Paramedics Rhonda Saville and Debra Daniels have forged a bond that has seen them through almost 20 years of different metropolitan postings at St John WA (SJWA), so when Debbie needed a partner to return to road she knew who to call.
The pair became firm friends in 2004 after being among the only paramedicine student intake at SJWA who were young mothers with children in primary school, living in Perth’s hills.
“We’re best mates. We’ve been constant friends the whole way through,” Rhonda said.
They were the last three-year student ambulance officer cohort to have paid inductions, which allowed them to work and get paid to study at night to become paramedics, which was largely a male-dominated profession.
“I think with more flexibility these days more women can join but it’s mostly young people coming through now as they have to have university degrees, whereas we were older with kids,” Rhonda said.
“But our skills are the same, we just got more intensive training early on.”
For Debbie it was a time of great upheaval having moved to Perth from Albany during a divorce, with no parental support around, so Rhonda’s friendship was of huge comfort.
“I had been a country kid all my life, so I was really anxious as I hadn’t driven in Perth and I had never even read a map,” Debbie said.

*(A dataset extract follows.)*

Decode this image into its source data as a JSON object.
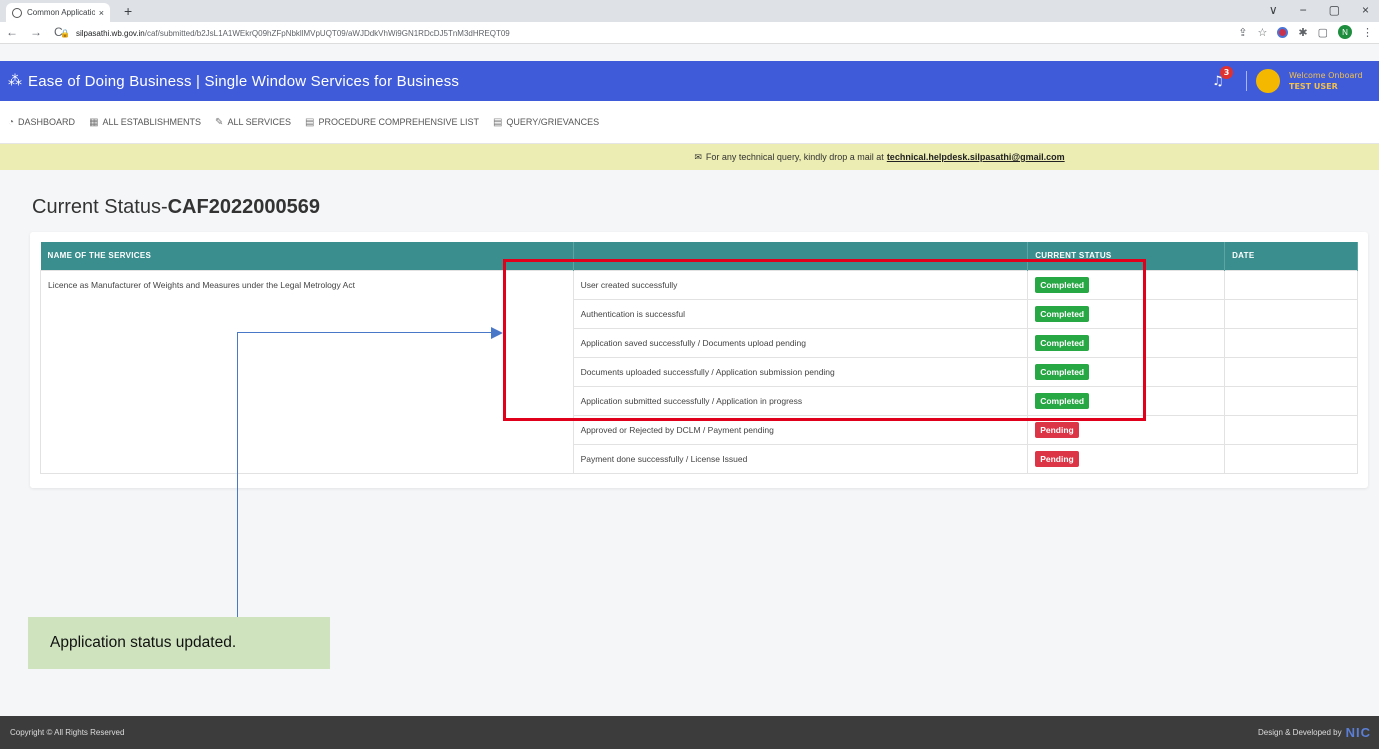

The pair eventually spent four years together at Victoria Park station, where they learned each other’s manner of working, which came in handy when it came time for Debbie to return to road duties.
Until this month, Debbie had spent 18 months away from frontline duties managing Kelmscott station while recovering from back surgery. Rhonda meanwhile did on road shifts from Belmont.
Despite being from different stations, SJWA metro ambulance operations accommodated Debbie’s request to partner Rhonda in the roster so once again Debbie had Rhonda for support – and a laugh.
“It’s the best job, just don’t tell anyone. If they know we’re having this much fun they might change it,” Rhonda said with a chuckle.
Debbie said lights and sirens was only a minor part of being a paramedic and the biggest part of the job was helping elderly people, who often only needed a change in medication or checking over after a fall.
Rhonda agreed, saying some of the biggest changes in ambulance has been collaborative projects led by Departement of Health such as Virtual Emergency Medicine (VEM) and the WA Virtual Emergency Department (WAVED) which provide alternatives to always taking elderly people to hospital unnecessarily, where they can be exposed to more illnesses.
“All the work that is being done to alleviate the flooding of Emergency Departments and finding alternative pathways is really good,” Rhonda said.
“Sometimes when an elderly person has a fall but they are not seriously injured and an ambulance gets called to take them to ED, but that’s where VEM and WAVED can step in.”